May 3, 2005 > A magnum of Manga
A magnum of Manga
by Lance Dwyer
Artists, vendors, anime fans and manga art enthusiasts helped transform the Fremont Teen Center into a different world Saturday. Hundreds of teenagers and adults attended the Manga, Art and Graphic Novel Expo in order to enjoy the beauty of Japanese culture in its various forms.
A walk through the Expo was a feast for the senses. Vendors lined the teen center, tables packed with comic books, Japanese toys, clothing and artwork. Some of the more die-hard enthusiasts came dressed in Japanese anime inspired costume. Outside, attendees had the opportunity to paint murals designed by high school students from the art club of Washington High School.
Laura Ramie, a member of the Washington High art club, was one of the talented artists who designed the four murals made available for people to color.
Ramie was very pleased with the Expo. "I think it's great to have an event like this in Fremont. It has so much stuff and it's basically put on by teens," said Ramie.
Ramie said that while developing her artistic style in high school, interest in Japanese anime and manga art influenced her work. Of particular interest are the unique comic book characters, storylines and the hand-drawn artwork.
Near the mural station an acoustic band, Paper Plain was performing contemporary Japanese-style rock songs. Later the day, a DJ played pop Japanese music for attendees.

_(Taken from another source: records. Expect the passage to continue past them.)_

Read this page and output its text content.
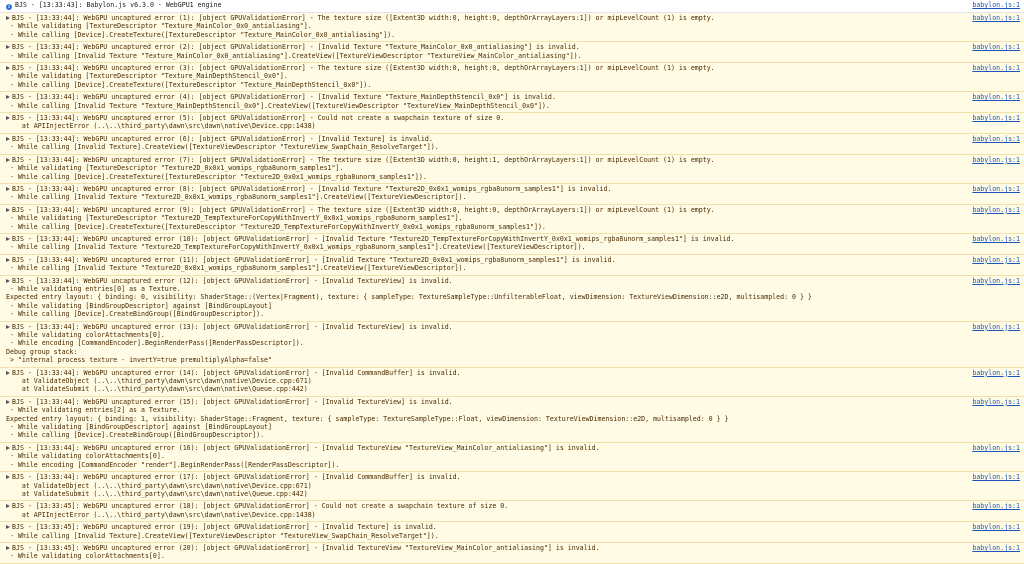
i BJS - [13:33:43]: Babylon.js v6.3.0 - WebGPU1 engine	babylon.js:1
BJS - [13:33:44]: WebGPU uncaptured error (1): [object GPUValidationError] - The texture size ([Extent3D width:0, height:0, depthOrArrayLayers:1]) or mipLevelCount (1) is empty.
- While validating [TextureDescriptor "Texture_MainColor_0x0_antialiasing"].
- While calling [Device].CreateTexture([TextureDescriptor "Texture_MainColor_0x0_antialiasing"]).
babylon.js:1
BJS - [13:33:44]: WebGPU uncaptured error (2): [object GPUValidationError] - [Invalid Texture "Texture_MainColor_0x0_antialiasing"] is invalid.
- While calling [Invalid Texture "Texture_MainColor_0x0_antialiasing"].CreateView([TextureViewDescriptor "TextureView_MainColor_antialiasing"]).
babylon.js:1
BJS - [13:33:44]: WebGPU uncaptured error (3): [object GPUValidationError] - The texture size ([Extent3D width:0, height:0, depthOrArrayLayers:1]) or mipLevelCount (1) is empty.
- While validating [TextureDescriptor "Texture_MainDepthStencil_0x0"].
- While calling [Device].CreateTexture([TextureDescriptor "Texture_MainDepthStencil_0x0"]).
babylon.js:1
BJS - [13:33:44]: WebGPU uncaptured error (4): [object GPUValidationError] - [Invalid Texture "Texture_MainDepthStencil_0x0"] is invalid.
- While calling [Invalid Texture "Texture_MainDepthStencil_0x0"].CreateView([TextureViewDescriptor "TextureView_MainDepthStencil_0x0"]).
babylon.js:1
BJS - [13:33:44]: WebGPU uncaptured error (5): [object GPUValidationError] - Could not create a swapchain texture of size 0.
at APIInjectError (..\..\third_party\dawn\src\dawn\native\Device.cpp:1438)
babylon.js:1
BJS - [13:33:44]: WebGPU uncaptured error (6): [object GPUValidationError] - [Invalid Texture] is invalid.
- While calling [Invalid Texture].CreateView([TextureViewDescriptor "TextureView_SwapChain_ResolveTarget"]).
babylon.js:1
BJS - [13:33:44]: WebGPU uncaptured error (7): [object GPUValidationError] - The texture size ([Extent3D width:0, height:1, depthOrArrayLayers:1]) or mipLevelCount (1) is empty.
- While validating [TextureDescriptor "Texture2D_0x0x1_womips_rgba8unorm_samples1"].
- While calling [Device].CreateTexture([TextureDescriptor "Texture2D_0x0x1_womips_rgba8unorm_samples1"]).
babylon.js:1
BJS - [13:33:44]: WebGPU uncaptured error (8): [object GPUValidationError] - [Invalid Texture "Texture2D_0x0x1_womips_rgba8unorm_samples1"] is invalid.
- While calling [Invalid Texture "Texture2D_0x0x1_womips_rgba8unorm_samples1"].CreateView([TextureViewDescriptor]).
babylon.js:1
BJS - [13:33:44]: WebGPU uncaptured error (9): [object GPUValidationError] - The texture size ([Extent3D width:0, height:0, depthOrArrayLayers:1]) or mipLevelCount (1) is empty.
- While validating [TextureDescriptor "Texture2D_TempTextureForCopyWithInvertY_0x0x1_womips_rgba8unorm_samples1"].
- While calling [Device].CreateTexture([TextureDescriptor "Texture2D_TempTextureForCopyWithInvertY_0x0x1_womips_rgba8unorm_samples1"]).
babylon.js:1
BJS - [13:33:44]: WebGPU uncaptured error (10): [object GPUValidationError] - [Invalid Texture "Texture2D_TempTextureForCopyWithInvertY_0x0x1_womips_rgba8unorm_samples1"] is invalid.
- While calling [Invalid Texture "Texture2D_TempTextureForCopyWithInvertY_0x0x1_womips_rgba8unorm_samples1"].CreateView([TextureViewDescriptor]).
babylon.js:1
BJS - [13:33:44]: WebGPU uncaptured error (11): [object GPUValidationError] - [Invalid Texture "Texture2D_0x0x1_womips_rgba8unorm_samples1"] is invalid.
- While calling [Invalid Texture "Texture2D_0x0x1_womips_rgba8unorm_samples1"].CreateView([TextureViewDescriptor]).
babylon.js:1
BJS - [13:33:44]: WebGPU uncaptured error (12): [object GPUValidationError] - [Invalid TextureView] is invalid.
- While validating entries[0] as a Texture.
Expected entry layout: { binding: 0, visibility: ShaderStage::(Vertex|Fragment), texture: { sampleType: TextureSampleType::UnfilterableFloat, viewDimension: TextureViewDimension::e2D, multisampled: 0 } }
- While validating [BindGroupDescriptor] against [BindGroupLayout]
- While calling [Device].CreateBindGroup([BindGroupDescriptor]).
babylon.js:1
BJS - [13:33:44]: WebGPU uncaptured error (13): [object GPUValidationError] - [Invalid TextureView] is invalid.
- While validating colorAttachments[0].
- While encoding [CommandEncoder].BeginRenderPass([RenderPassDescriptor]).
Debug group stack:
> "internal process texture - invertY=true premultiplyAlpha=false"
babylon.js:1
BJS - [13:33:44]: WebGPU uncaptured error (14): [object GPUValidationError] - [Invalid CommandBuffer] is invalid.
at ValidateObject (..\..\third_party\dawn\src\dawn\native\Device.cpp:671)
at ValidateSubmit (..\..\third_party\dawn\src\dawn\native\Queue.cpp:442)
babylon.js:1
BJS - [13:33:44]: WebGPU uncaptured error (15): [object GPUValidationError] - [Invalid TextureView] is invalid.
- While validating entries[2] as a Texture.
Expected entry layout: { binding: 1, visibility: ShaderStage::Fragment, texture: { sampleType: TextureSampleType::Float, viewDimension: TextureViewDimension::e2D, multisampled: 0 } }
- While validating [BindGroupDescriptor] against [BindGroupLayout]
- While calling [Device].CreateBindGroup([BindGroupDescriptor]).
babylon.js:1
BJS - [13:33:44]: WebGPU uncaptured error (16): [object GPUValidationError] - [Invalid TextureView "TextureView_MainColor_antialiasing"] is invalid.
- While validating colorAttachments[0].
- While encoding [CommandEncoder "render"].BeginRenderPass([RenderPassDescriptor]).
babylon.js:1
BJS - [13:33:44]: WebGPU uncaptured error (17): [object GPUValidationError] - [Invalid CommandBuffer] is invalid.
at ValidateObject (..\..\third_party\dawn\src\dawn\native\Device.cpp:671)
at ValidateSubmit (..\..\third_party\dawn\src\dawn\native\Queue.cpp:442)
babylon.js:1
BJS - [13:33:45]: WebGPU uncaptured error (18): [object GPUValidationError] - Could not create a swapchain texture of size 0.
at APIInjectError (..\..\third_party\dawn\src\dawn\native\Device.cpp:1438)
babylon.js:1
BJS - [13:33:45]: WebGPU uncaptured error (19): [object GPUValidationError] - [Invalid Texture] is invalid.
- While calling [Invalid Texture].CreateView([TextureViewDescriptor "TextureView_SwapChain_ResolveTarget"]).
babylon.js:1
BJS - [13:33:45]: WebGPU uncaptured error (20): [object GPUValidationError] - [Invalid TextureView "TextureView_MainColor_antialiasing"] is invalid.
- While validating colorAttachments[0].
babylon.js:1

A unique aspect of the Expo was that it offered everyone the opportunity to actively participate and learn about Japanese culture. One room offered a chance to play Dance Dance Revolution, a popular virtual dance competition that originated in Japan. In another room, volunteers taught attendees how to draw manga art, fold origami, and learn Japanese characters and words. For aspiring artists, an art school representative was in attendance as well as professional manga artists offering insights into the business.
Throughout the day, attendees had the opportunity to snack on various Japanese and Asian style food from Cafˇ#233; Anime, a snack bar sponsored by Tapioca Express.
For Rena Dein, recreation supervisor for the Teen Center, the Expo's first annual debut was a huge success. "I am very happy with [the Expo], it's exactly what we were hoping for-a lot of people of different ages and interests," said Dein.
More than 250 people had pre-registered for the event, according to Dein, and she expected the center to be in full capacity throughout the day. In order to accommodate the overwhelming interests for the Expo, there were two 4-hour sessions.
Judging by the response to the event, it is clear that the Manga, Art and Graphic Novel Expo will be a welcome addition to Fremont's event calendar for years to come.